The nationwide scandal last spring over manipulated wait times at Department of Veterans Affairs hospitals led to the ouster of the secretary of veterans affairs and vows from the new leadership that people would be held accountable.

Then in February, the new secretary, Robert A. McDonald, asserted in a nationally televised interview that the department had fired 60 people involved in manipulating wait times to make it appear that veterans were receiving care faster than they were. In fact, the department quickly clarified after that interview, only 14 people had been removed from their jobs, while about 60 others had received lesser punishments.

Now, new internal documents show that the real number of people removed from their jobs is much smaller still: at most, three.

In fact, the only one explicitly fired got the axe for accepting gifts, not for fraud:

The only person fired was the director of the Phoenix hospital, Sharon Helman, who technically was removed not for her role in the manipulation of waiting lists but for receiving “inappropriate gifts,” according to the department.

The claim of 60 being fired got a lot of skepticism at the time, and the VA hit retreat almost immediately afterward.  The Washington Post fact-check gave it a four-Pinocchio rating at the time:

Recommending people to receive a letter about their wrongdoing is not the same thing as being fired. Recommending people to be fired is not the same thing as being fired. Employees are not fired unless they have been removed from their jobs — and as of two days before McDonald went on the air, there were eight employees who were removed for manipulating patient wait-time data. So McDonald’s statement is incorrect.

The 900-employee figure does not have much meaning in this context, given the size of the agency and the focus on holding senior executives accountable. Only three of the five executives he proposed for removal using his new authority were actually removed, and the other two were forced into retirement. Five top executives leaving their posts in six months is a record pace for the VA, but only one was officially removed in relation to the scandal. Whether resigning under pressure should be counted as being “held accountable” or being fired — well, McDonald may knowbetter about that himself.

The public expects accuracy as the agency works to restore credibility. It is especially important for McDonald to be precise about his terminology — and to provide truthful information to the public. He earns Four Pinocchios for wildly inflating his “firing” statistics.

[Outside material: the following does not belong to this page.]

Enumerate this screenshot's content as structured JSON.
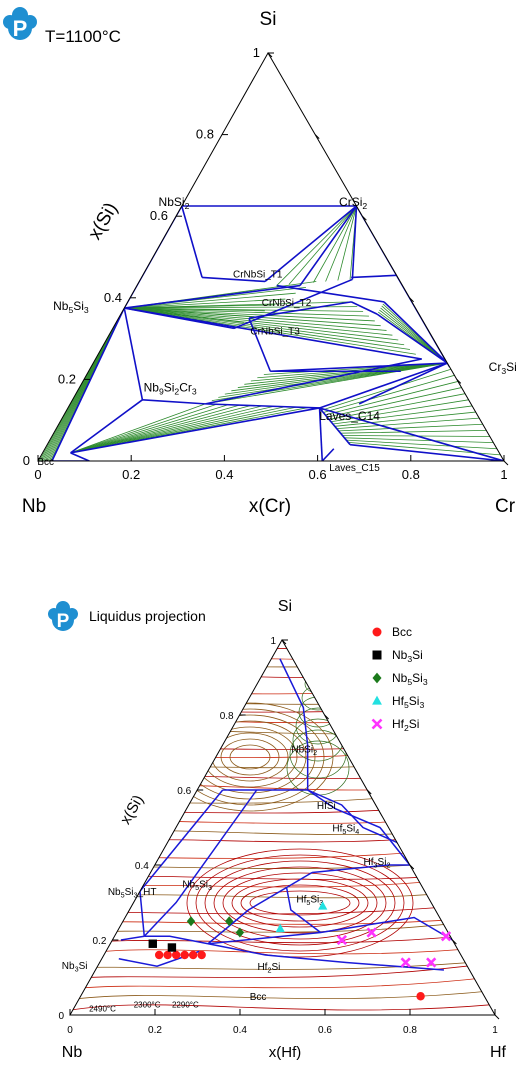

Two months later, though, McDonald still hasn’t terminated anyone. Of course, Congress still hasn’t passed the bill to make firings any easier, but almost one year later that’s at best a secondary point. Hundreds of veterans died waiting for care while this fraud occurred, and thousands of more were put at risk while the VA kept them locked out from medical assistance. If McDonald can’t perform any better than this, then it’s time to find a VA Secretary who’s more up to the task — and certainly one who’s more honest about his own performance.